ポケモンのエメラルド世代を経験してきた私と歳の近い人ならこの言葉が懐かしく感じられることと思う。

 

私はダート自転車のような、モテたい人が乗る見た目だけ奇抜なスピードも出ない、何故か跳ねることができる意味不明な自転車には全く興味がない。段差を自転車で降りれることがかっこいいとは思わない。前輪を上げてドヤ顔をされてもなんと言葉をかければ良いかわからない。そもそも、自転車は歩くよりも速く、そして燃料の代わりに脚力を使うことで経費削減できることがメリットなのに、自転車に乗ること自体を目的としてしまう本末転倒な自転車に乗るなんて、人生をわき見運転しているみたいで全く惹かれないのだ。

 

ダート自転車に乗っていた人は気を悪くしないで欲しい。みなさんが乗っていたその自転車は、「おしゃれに時間をつぶせる物体」としては非常に優秀なモノなのだ。
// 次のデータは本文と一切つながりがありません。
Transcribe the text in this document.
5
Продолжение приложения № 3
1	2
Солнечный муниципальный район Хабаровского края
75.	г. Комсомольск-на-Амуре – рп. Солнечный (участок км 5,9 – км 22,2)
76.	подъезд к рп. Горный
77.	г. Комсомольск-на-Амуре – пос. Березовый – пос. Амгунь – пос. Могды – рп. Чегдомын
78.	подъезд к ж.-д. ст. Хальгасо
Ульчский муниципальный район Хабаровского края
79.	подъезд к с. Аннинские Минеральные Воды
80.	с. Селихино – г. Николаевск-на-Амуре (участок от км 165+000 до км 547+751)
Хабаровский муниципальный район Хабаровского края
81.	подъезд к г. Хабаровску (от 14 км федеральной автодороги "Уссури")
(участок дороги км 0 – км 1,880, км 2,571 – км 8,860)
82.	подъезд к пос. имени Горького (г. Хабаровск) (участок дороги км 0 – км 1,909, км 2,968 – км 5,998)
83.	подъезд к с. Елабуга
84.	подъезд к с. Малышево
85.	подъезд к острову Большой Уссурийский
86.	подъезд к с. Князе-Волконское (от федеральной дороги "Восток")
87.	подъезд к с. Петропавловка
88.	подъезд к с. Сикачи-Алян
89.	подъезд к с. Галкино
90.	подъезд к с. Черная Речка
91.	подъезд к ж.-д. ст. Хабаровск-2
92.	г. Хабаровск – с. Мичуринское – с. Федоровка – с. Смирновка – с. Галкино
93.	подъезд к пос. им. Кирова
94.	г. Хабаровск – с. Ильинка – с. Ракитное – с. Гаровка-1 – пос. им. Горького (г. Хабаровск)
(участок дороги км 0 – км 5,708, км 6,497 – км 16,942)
だから私にとっての「安いギター」と同じ価値のものである。

 

ところで、今回取り上げたマッハ自転車だが、言うまでもなく私はゲームの中でその自転車に憧れていた。本気でかっこいいと思い、いつか乗りたいとずっと思っていた。こんなにスピードが出る自転車に乗れば、髪を乾かすことができるし、元気を持て余した犬の散歩に役立つし、暗い道で怖い人にあってもすぐに逃げられる。メリットだらけだ。

 

そして私は大学生になってやっとマッハ自転車を買うことができた。現実世界ではロードバイクと言う。タイヤが細く、ハンドルのところが傘の持つところみたいにカーブしている。スタイリッシュなボディーにあしらわれたシンプルなデザインが非常にカッコ良く、大変気に入った。

さっそく乗ってみた。サドルが細く、すこし肛門周りに鈍痛がするものの、本当にスピードが出る。快適な自転車生活の始まりだった。
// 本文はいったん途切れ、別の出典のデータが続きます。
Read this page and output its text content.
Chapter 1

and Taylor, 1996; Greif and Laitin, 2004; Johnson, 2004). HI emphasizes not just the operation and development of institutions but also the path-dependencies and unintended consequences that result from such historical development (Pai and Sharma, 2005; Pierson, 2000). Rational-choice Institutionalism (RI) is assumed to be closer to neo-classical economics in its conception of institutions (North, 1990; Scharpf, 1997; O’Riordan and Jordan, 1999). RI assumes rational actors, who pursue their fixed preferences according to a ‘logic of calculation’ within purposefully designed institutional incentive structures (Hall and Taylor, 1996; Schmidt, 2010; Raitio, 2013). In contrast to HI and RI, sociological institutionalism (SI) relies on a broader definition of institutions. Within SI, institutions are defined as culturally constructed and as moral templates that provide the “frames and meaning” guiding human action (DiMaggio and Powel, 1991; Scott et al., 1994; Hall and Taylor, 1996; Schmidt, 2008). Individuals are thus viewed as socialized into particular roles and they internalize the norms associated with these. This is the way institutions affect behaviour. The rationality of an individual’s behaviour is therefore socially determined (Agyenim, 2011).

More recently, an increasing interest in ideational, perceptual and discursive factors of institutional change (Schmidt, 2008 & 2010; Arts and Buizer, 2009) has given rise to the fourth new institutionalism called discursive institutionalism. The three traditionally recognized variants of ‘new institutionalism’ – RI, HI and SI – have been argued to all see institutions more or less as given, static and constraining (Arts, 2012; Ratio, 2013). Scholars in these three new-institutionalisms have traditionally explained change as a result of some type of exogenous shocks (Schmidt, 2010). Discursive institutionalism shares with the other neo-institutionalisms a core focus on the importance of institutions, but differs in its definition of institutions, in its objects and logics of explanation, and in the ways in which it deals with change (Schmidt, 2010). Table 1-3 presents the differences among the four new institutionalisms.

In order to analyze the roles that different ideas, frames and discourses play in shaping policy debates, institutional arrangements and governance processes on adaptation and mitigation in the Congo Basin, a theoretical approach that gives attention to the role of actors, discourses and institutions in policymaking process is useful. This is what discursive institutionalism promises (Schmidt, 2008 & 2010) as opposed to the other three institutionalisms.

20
ある日、いつものように自転車に乗り学校へと向かった。その日は学校終わりにバイトがあったのでリュックにはたくさんの参考書を入れて向かっていた。途中、信号が目の前で赤に変わったのでいつもと違う道を通っていくことにした。しかし、何も問題はない。スピードが出るからどんな道でも間に合うのである。僕は、自分が強くなった気がした。

 

そして裏道の車道をすいすい通っていると、渋滞に巻き込まれた。しかし、自転車は押せば歩行者になることを知っていた僕は、すぐに自転車を降り歩道を歩いた。歩道は狭く、向かってくる人がいればどちらかが車道に降りなければならないほどだった。

 

僕は時計を見た。思ったよりも時間が経っており、講義が始まりそうである。やばい、もうこれは乗るしかない、そう思い、重たいリュックを背負ったまま再度ロードバイクに乗った。いつもよりサドルが肛門周りに食い込んだことを覚えている。しかし、さすがはロードバイク、すぐに軌道に乗った。その瞬間のことだった。前傾姿勢の私の背中にあったリュックが突然右手の方にずり落ちた。私は小さく「アン」と言いバランスを取ろうとしたが、無駄だった。思いっきり右にハンドルを取られてしまった。

 

歩道から落ち、渋滞している車の一つに突っ込んだ。銀色の軽自動車だったと思う。そしてその反動で再度歩道に乗り上げ、たまらず僕はその車道沿いの店の駐車場に倒れ込んだ。ペダルがふくらはぎに突き刺さり、痛みで起き上がれなかった。

 

その車から人が出てきた。そして、私の顔を見るや否や、えぇ?!拓くん?!といった。あれ、なんで、、と僕が言うと、私あなたの先輩の保護者よ。一回会ったの覚えてない?と言われた。この瞬間、本当に申し訳ないが、知り合いで良かった、、と思った。

 

その人はとてもいい人だった。「車の心配は要らないよ。傷なんかもついてな、、、あっ、そこそこいっちゃってる、、いやでも気にしないで!!ヘコミとかないから大丈夫大じ、、、あ、ここ結構へこんでるな、、いや、大丈夫よ!気にしないで!」と、4年経った今でも鮮明に思い出せる顔で言葉を僕にかけてくれたが、本当に見過ごしてくれた。感謝である。マッハ自転車は男子生徒の夢であるが、私のその日のふくらはぎは、真っ赤自転車だった。